México ha dado un paso significativo en la lucha contra el crimen organizado con la captura, el 18 de marzo de 2026, de Ángel Esteban Aguilar, conocido como Lobo Menor, en la colonia Polanco, un sector exclusivo de Ciudad de México. Lobo Menor es uno de los líderes del grupo criminal ecuatoriano Los Lobos, que ha sido designado como organización terrorista por Estados Unidos desde septiembre de 2025. Este individuo se encontraba en el país bajo un nombre falso y fue extraditado a Colombia, como paso previo a su entrega a la justicia ecuatoriana, donde enfrenta cargos por el asesinato de Fernando Villavicencio, candidato presidencial asesinado en agosto de 2023.
La captura de Aguilar no solo pone en evidencia las conexiones entre el crimen organizado en México y Ecuador, sino que también destaca la importancia de Colombia en este circuito delictivo. El presidente colombiano, Gustavo Petro, expresó su satisfacción por la detención y mencionó que Lobo Menor tiene vínculos con grupos criminales en México, así como con alias Mordisco, líder de facciones disidentes de las FARC, que han rechazado el acuerdo de paz del 2016.

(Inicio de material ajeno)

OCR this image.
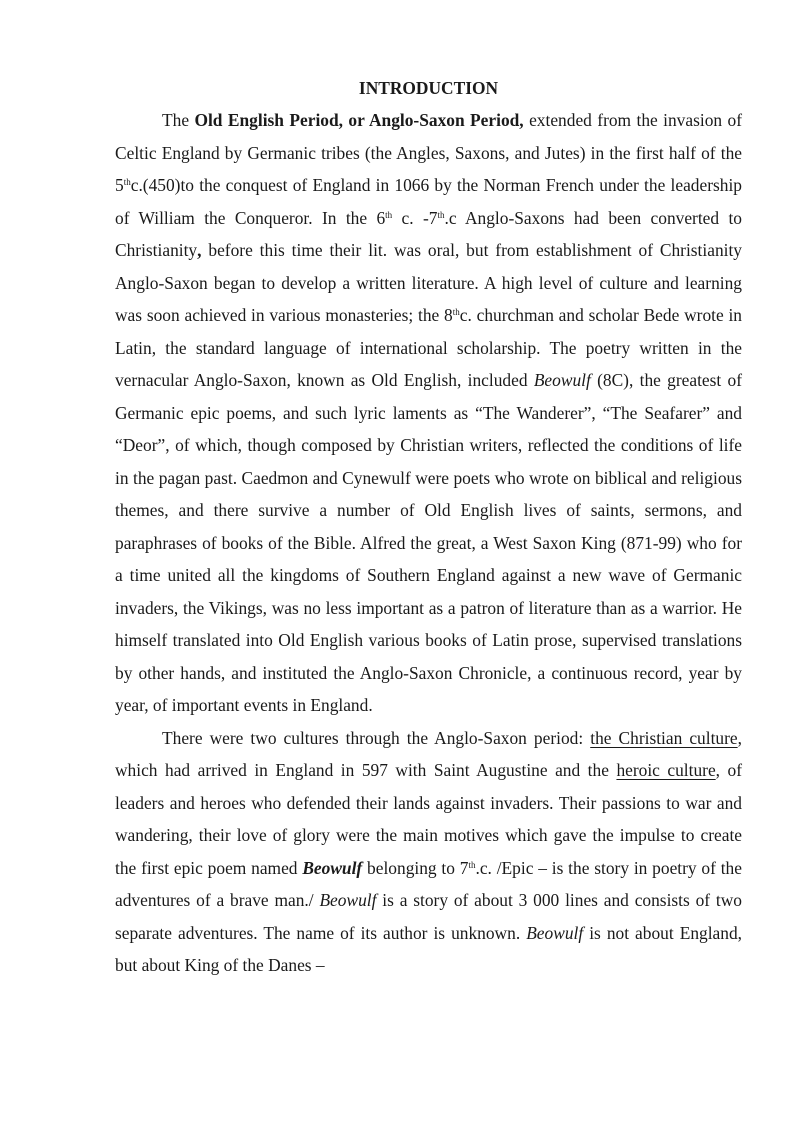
INTRODUCTION

The Old English Period, or Anglo-Saxon Period, extended from the invasion of Celtic England by Germanic tribes (the Angles, Saxons, and Jutes) in the first half of the 5thc.(450)to the conquest of England in 1066 by the Norman French under the leadership of William the Conqueror. In the 6th c. -7th.c Anglo-Saxons had been converted to Christianity, before this time their lit. was oral, but from establishment of Christianity Anglo-Saxon began to develop a written literature. A high level of culture and learning was soon achieved in various monasteries; the 8thc. churchman and scholar Bede wrote in Latin, the standard language of international scholarship. The poetry written in the vernacular Anglo-Saxon, known as Old English, included Beowulf (8C), the greatest of Germanic epic poems, and such lyric laments as “The Wanderer”, “The Seafarer” and “Deor”, of which, though composed by Christian writers, reflected the conditions of life in the pagan past. Caedmon and Cynewulf were poets who wrote on biblical and religious themes, and there survive a number of Old English lives of saints, sermons, and paraphrases of books of the Bible. Alfred the great, a West Saxon King (871-99) who for a time united all the kingdoms of Southern England against a new wave of Germanic invaders, the Vikings, was no less important as a patron of literature than as a warrior. He himself translated into Old English various books of Latin prose, supervised translations by other hands, and instituted the Anglo-Saxon Chronicle, a continuous record, year by year, of important events in England.

There were two cultures through the Anglo-Saxon period: the Christian culture, which had arrived in England in 597 with Saint Augustine and the heroic culture, of leaders and heroes who defended their lands against invaders. Their passions to war and wandering, their love of glory were the main motives which gave the impulse to create the first epic poem named Beowulf belonging to 7th.c. /Epic – is the story in poetry of the adventures of a brave man./ Beowulf is a story of about 3 000 lines and consists of two separate adventures. The name of its author is unknown. Beowulf is not about England, but about King of the Danes –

La presencia de Aguilar en México plantea interrogantes sobre sus actividades en el país. Mientras algunos sugieren que podría estar en escondite, otros consideran la posibilidad de que estuviera realizando negocios. A lo largo de la última década y media, las autoridades han rastreado la relación entre bandas criminales ecuatorianas y grupos mexicanos, cuyo nexo se centra en el tráfico de cocaína desde Colombia hacia Estados Unidos, el principal consumidor a nivel mundial.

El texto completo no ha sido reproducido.